We used mof, msl-1, msl-3 knockdown results from a microarray study [47] (ArrayExpress E-MEXP-1505). For the estimation of gene expression changes, we used Robust Multi-array Average (RMA) [84] method for background adjustment and normalization and filtered out genes of which FPKM value is less than 1 from the S2 cell RNA-Seq result [48]. We use R limma package version 3.28.21 [85] as in the official manual for our differential expression analysis. We obtained the microarray study of the msl-2 knockdown data from [54]. We conducted the same data handling process as above. We also re-analyzed RNA-Seq results from [23] (GEO GSE16344). We used HISAT 2.0.4 [86] for the mapping of sequencing reads to Drosophila genome release 5. We used a parameter for unpaired sequencing (−U) in running HISAT. We measured gene-level read abundances with HTSeq 0.6.1 [86] with the default setting. From the counting result, we used polyA+ protein-coding genes that have more than 1 count per million mapped reads from any of the four samples (two controls and two RNAi) in our differential expression analysis. We performed differential expression analysis using DESeq 2 [87]. In Fig. 4, we demonstrated genes of which expression is more than 1 FPKM, which we also used to filter microarray results from MSL knockdown.

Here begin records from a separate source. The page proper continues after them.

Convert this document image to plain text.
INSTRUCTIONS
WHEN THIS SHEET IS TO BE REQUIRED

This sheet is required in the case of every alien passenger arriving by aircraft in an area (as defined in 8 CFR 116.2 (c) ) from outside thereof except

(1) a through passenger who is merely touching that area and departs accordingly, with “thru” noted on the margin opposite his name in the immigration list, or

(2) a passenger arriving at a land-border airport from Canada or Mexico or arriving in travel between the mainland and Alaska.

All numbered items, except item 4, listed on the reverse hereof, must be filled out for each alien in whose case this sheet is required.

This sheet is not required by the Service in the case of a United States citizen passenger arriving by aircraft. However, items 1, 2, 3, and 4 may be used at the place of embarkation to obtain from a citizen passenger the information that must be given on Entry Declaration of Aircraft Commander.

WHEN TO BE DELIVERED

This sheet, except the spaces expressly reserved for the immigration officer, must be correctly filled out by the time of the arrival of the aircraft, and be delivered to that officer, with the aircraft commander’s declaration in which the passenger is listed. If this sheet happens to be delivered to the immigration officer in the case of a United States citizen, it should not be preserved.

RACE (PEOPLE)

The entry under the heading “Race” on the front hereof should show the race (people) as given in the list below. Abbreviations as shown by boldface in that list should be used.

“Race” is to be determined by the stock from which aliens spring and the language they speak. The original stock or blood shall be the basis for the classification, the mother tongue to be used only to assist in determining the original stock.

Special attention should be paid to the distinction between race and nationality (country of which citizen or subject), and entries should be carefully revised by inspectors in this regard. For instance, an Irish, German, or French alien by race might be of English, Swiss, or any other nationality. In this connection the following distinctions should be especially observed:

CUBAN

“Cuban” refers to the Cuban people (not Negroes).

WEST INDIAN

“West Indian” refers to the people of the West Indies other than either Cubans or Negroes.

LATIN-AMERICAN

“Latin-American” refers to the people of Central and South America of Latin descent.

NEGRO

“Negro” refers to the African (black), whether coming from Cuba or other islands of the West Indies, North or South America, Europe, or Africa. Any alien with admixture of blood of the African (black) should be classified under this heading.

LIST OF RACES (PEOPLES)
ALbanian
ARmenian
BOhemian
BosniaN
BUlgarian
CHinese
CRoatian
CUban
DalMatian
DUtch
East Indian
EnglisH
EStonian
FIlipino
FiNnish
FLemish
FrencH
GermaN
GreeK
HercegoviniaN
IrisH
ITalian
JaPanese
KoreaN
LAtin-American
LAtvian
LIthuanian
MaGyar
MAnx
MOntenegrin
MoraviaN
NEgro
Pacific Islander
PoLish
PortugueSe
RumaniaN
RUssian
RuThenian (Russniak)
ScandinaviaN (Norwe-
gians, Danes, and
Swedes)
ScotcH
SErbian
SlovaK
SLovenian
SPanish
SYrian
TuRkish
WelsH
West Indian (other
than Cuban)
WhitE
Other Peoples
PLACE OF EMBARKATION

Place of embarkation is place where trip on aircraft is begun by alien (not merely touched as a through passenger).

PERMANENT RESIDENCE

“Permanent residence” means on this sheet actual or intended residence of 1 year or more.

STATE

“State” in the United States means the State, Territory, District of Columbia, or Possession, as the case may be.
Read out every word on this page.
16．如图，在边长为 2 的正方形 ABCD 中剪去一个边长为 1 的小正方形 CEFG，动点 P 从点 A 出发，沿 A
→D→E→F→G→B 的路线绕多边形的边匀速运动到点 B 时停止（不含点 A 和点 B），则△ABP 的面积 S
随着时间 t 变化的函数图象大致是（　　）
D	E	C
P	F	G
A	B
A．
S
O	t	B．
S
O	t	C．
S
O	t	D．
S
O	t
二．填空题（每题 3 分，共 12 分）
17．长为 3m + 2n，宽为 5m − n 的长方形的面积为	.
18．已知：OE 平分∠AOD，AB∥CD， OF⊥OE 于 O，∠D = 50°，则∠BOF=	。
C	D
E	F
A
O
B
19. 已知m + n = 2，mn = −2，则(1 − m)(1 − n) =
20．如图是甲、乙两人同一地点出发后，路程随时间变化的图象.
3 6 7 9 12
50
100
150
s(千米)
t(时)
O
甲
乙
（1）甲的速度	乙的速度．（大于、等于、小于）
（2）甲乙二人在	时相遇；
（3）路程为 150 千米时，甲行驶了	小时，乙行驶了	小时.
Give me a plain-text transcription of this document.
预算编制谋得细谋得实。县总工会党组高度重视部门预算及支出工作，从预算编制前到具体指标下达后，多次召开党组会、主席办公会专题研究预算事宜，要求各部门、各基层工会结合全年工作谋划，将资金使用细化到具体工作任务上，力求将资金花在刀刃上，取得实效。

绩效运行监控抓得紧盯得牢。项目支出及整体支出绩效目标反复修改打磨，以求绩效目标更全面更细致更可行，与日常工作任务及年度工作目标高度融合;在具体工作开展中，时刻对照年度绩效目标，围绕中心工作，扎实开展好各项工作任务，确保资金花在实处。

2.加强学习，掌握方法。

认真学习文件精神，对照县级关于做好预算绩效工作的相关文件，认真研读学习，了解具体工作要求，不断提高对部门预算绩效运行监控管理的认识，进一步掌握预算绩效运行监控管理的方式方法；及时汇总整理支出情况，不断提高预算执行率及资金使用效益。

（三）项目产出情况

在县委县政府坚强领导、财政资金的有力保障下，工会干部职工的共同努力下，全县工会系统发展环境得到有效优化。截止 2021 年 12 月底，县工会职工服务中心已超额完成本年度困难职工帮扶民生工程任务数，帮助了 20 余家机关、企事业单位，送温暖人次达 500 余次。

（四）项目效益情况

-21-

We re-analyzed the results from a previous study of mutant larvae that are null for roX1 and roX2 [88]. We performed the RMA normalization. The normalized signals had a bimodal distribution that is a mixture of two Gaussian distributions corresponding to signals from expressed genes versus that of experimental background and lowly expressed genes [89]. We generated a fitting model for the second distribution with the Expectation–Maximization method [90]. We took the top 99.9 percentile of it (= RMA 5.11) as the expression cutoff. We used R limma package for the differential expression analysis as described above.